Guiding her to spin, the Tide Mother continued her examination. Her touch gentle when it tested the spread of her fins.

“The Spiral is our oldest law,” she murmured. “Older than the Accord. Than the war that split the seas.” Voice growing steadier with every passing beat, gaining strength, she said, “It’s a contest between suitors. A challenge for breeding rights, three trials to determine the worthiest bloodline.”

At the mention of breeding, Kore’s fingers curled into a fist. And she took a trembling breath in a desperate bid to distract from the ache.

“It’s exceedingly rare for a Thalassari to call the Spiral for an Abyssari,” she murmured and her touch moved to the scales dimpling Kore’s hips. “But to hear one called for a Siren?” The ancient Virelii laughed, low and rich. “It’s never been done.”

Kore turned to look, glancing over her shoulder, one brow lifted in a silent question.

“The first trial begins with the changing of the tide. It is a maze. A contest of speed and agility. You, precious daughter, shall be held in the center. A prize at the heart of the maze. Whomever reaches you first, shall claim breeding rights for one full tide.”

Gills flaring as she gasped, Kore strained to process the horror of that statement.
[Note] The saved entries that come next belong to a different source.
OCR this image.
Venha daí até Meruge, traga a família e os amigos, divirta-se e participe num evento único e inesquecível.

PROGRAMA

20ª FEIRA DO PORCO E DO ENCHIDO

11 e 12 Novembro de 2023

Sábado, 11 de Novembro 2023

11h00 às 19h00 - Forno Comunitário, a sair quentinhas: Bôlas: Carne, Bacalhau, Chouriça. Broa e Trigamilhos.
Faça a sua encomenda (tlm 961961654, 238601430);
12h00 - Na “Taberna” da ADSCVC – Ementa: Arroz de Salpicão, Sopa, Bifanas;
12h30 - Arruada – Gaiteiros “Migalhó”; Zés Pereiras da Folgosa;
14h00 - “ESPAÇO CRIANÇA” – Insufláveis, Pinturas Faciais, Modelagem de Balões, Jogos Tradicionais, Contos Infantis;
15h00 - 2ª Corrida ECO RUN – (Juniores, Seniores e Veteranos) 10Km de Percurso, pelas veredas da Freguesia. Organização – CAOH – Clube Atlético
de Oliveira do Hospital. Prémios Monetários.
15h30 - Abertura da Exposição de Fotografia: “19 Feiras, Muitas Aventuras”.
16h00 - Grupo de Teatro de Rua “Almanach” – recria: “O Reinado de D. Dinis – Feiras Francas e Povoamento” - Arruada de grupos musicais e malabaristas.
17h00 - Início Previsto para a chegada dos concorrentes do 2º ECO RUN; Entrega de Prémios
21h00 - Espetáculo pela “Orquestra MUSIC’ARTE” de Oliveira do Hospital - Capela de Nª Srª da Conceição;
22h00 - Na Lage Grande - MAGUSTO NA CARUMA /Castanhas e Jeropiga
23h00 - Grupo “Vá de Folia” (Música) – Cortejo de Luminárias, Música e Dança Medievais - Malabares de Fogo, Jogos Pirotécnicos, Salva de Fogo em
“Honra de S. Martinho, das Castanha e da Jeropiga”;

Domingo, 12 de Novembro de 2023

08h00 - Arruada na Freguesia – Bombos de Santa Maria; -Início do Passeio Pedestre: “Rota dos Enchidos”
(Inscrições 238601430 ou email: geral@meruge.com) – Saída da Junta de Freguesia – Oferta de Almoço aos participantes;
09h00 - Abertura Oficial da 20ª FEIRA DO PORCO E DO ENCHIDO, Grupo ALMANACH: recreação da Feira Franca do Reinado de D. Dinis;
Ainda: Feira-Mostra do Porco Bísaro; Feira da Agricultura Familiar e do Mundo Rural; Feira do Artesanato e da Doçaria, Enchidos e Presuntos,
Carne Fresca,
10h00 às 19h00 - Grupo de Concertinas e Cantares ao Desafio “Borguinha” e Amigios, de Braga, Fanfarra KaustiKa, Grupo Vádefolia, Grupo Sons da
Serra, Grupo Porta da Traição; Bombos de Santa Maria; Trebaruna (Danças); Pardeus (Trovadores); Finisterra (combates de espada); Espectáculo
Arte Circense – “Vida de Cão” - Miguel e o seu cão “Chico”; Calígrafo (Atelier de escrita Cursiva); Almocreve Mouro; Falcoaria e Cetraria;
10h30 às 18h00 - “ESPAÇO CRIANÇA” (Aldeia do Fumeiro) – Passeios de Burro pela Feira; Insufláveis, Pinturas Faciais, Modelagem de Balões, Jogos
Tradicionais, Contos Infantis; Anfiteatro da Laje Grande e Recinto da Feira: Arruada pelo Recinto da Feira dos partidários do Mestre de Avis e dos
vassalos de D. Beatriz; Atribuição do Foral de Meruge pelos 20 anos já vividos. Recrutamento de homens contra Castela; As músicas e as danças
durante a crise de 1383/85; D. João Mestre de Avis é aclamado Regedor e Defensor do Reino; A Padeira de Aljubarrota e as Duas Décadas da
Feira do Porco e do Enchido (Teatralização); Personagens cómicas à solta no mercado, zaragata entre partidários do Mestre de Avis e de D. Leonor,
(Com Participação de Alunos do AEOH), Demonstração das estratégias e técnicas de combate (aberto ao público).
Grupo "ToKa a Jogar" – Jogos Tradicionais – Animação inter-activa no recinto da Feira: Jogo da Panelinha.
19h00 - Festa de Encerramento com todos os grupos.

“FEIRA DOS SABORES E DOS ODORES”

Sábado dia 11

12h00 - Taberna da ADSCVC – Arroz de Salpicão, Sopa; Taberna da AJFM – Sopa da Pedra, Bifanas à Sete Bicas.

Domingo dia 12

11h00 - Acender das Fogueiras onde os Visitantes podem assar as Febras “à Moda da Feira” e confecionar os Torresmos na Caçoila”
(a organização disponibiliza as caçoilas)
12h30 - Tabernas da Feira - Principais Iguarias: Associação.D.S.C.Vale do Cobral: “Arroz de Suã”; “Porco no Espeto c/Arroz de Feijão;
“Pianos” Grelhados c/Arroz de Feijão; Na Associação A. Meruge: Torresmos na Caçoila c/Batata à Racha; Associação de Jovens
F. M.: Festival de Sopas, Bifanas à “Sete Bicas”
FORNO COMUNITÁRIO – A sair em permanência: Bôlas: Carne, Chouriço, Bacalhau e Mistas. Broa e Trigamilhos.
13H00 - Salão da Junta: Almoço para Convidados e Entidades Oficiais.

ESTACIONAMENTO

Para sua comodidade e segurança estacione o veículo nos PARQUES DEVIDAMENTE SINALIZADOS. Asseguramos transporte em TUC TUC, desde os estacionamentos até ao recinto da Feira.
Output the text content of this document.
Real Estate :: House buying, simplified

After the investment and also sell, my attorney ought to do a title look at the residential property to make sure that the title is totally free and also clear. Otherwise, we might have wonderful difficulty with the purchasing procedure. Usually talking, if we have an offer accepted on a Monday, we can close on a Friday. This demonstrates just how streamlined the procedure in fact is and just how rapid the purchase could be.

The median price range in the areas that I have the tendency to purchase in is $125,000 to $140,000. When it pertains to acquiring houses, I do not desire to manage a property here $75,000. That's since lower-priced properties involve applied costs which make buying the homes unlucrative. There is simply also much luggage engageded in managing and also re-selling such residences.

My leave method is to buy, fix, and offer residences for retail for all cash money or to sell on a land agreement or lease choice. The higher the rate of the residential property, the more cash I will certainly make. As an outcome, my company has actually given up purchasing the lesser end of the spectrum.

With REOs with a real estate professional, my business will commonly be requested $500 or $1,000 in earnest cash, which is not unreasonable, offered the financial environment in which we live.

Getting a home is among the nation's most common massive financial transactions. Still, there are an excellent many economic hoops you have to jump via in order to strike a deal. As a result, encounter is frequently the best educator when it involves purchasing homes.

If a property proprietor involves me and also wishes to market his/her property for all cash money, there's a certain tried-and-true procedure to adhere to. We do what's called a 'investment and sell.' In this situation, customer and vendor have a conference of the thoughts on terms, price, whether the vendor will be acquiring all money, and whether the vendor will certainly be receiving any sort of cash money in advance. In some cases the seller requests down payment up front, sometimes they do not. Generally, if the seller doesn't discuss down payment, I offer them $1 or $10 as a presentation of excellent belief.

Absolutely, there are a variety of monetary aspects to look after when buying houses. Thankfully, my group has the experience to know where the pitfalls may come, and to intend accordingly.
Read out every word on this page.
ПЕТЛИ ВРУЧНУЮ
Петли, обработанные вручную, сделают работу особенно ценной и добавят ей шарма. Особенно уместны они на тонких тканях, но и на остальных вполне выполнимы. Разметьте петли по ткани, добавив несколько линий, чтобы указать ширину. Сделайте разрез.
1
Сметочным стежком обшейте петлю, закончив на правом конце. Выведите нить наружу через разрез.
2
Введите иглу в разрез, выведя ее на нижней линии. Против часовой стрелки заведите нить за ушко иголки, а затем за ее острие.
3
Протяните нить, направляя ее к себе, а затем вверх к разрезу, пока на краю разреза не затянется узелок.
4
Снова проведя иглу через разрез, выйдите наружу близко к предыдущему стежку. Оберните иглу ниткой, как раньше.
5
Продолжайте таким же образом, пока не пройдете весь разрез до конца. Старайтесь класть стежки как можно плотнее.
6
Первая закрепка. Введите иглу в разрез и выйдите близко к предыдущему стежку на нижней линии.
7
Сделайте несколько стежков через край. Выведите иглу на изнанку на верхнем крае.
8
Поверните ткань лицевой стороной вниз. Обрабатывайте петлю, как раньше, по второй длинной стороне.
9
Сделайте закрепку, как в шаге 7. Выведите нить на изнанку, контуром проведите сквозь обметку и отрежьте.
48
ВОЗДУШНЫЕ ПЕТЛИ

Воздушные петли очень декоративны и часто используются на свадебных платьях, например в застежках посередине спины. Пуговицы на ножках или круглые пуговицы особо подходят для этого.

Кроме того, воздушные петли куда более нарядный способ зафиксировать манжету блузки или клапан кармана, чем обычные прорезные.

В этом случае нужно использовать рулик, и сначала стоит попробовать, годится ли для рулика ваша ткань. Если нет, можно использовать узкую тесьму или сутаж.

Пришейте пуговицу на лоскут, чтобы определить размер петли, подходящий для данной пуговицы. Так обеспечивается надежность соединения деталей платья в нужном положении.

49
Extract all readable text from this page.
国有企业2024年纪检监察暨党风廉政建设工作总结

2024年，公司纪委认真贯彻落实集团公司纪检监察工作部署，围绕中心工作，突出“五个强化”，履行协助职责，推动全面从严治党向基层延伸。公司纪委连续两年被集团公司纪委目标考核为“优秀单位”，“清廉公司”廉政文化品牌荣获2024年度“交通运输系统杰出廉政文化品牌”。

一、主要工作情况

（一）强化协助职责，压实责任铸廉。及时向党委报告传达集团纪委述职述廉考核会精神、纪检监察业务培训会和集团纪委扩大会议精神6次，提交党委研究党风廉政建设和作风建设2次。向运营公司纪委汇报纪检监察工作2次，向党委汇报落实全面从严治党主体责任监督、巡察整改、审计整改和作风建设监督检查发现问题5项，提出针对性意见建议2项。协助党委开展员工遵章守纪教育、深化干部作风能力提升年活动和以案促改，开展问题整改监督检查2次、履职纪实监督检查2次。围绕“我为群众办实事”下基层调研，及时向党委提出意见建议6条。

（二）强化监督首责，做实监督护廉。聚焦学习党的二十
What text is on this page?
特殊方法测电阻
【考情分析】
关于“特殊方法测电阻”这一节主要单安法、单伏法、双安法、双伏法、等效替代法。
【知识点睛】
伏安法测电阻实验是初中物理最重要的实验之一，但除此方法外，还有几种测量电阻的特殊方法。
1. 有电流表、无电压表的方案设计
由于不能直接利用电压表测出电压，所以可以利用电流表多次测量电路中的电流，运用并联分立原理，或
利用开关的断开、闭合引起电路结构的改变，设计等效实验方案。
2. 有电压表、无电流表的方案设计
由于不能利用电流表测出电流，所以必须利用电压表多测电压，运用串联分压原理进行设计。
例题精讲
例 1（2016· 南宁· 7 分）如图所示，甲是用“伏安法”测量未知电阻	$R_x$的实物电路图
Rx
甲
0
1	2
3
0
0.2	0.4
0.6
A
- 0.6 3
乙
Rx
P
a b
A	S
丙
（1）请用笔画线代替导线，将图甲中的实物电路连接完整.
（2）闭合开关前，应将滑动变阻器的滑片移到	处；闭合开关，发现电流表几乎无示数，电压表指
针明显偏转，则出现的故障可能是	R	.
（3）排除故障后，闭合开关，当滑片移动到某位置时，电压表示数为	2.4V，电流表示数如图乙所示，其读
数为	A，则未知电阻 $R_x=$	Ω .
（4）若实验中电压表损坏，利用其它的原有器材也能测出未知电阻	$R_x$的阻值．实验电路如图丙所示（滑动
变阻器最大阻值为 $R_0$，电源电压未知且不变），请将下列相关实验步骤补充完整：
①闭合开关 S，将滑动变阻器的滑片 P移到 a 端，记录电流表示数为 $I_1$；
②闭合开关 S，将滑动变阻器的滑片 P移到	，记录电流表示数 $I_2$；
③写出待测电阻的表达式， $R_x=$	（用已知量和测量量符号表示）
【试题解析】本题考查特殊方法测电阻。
“The second trial tests endurance,” Nerissa said. “The third, combat.” The Tide Mother’s smile turned brittle. “By the end, one sovereign will have earned you. The other will watch you swell with his enemy’s spawn.”

Kore’s hands flew to the empty cradle between her hips.

Horrified.

Shocked and appalled.

Nerissa dragged her closer, then. Something wicked and desperate flickering behind her ancient eyes, when she said, “I remember, child. When the seas were loud with your kind. Before the war. Before the Accord and the genocide that purged the last Sirens from our waters.” Her grip grew tight and painful against Kore’s skin for a moment.

“Sirens were everything. Born of two worlds. The bridge between both.”

Breath catching as she stared at the other female, Kore blinked luminous eyes.

Held rapt.

Shocked.

“The Thalassari feared what you might be—evolution beyond our control,” Nerissa whispered.

“So they went to war to destroy and regulate. Slaughtering every Siren they could find, and forced the Abyssari into treaties that starved them into submission.” Nerissa leaned closer, voice dropping to a conspiratorial whisper.

“But I saw them, Kore. Saw what they could do. What they could be.”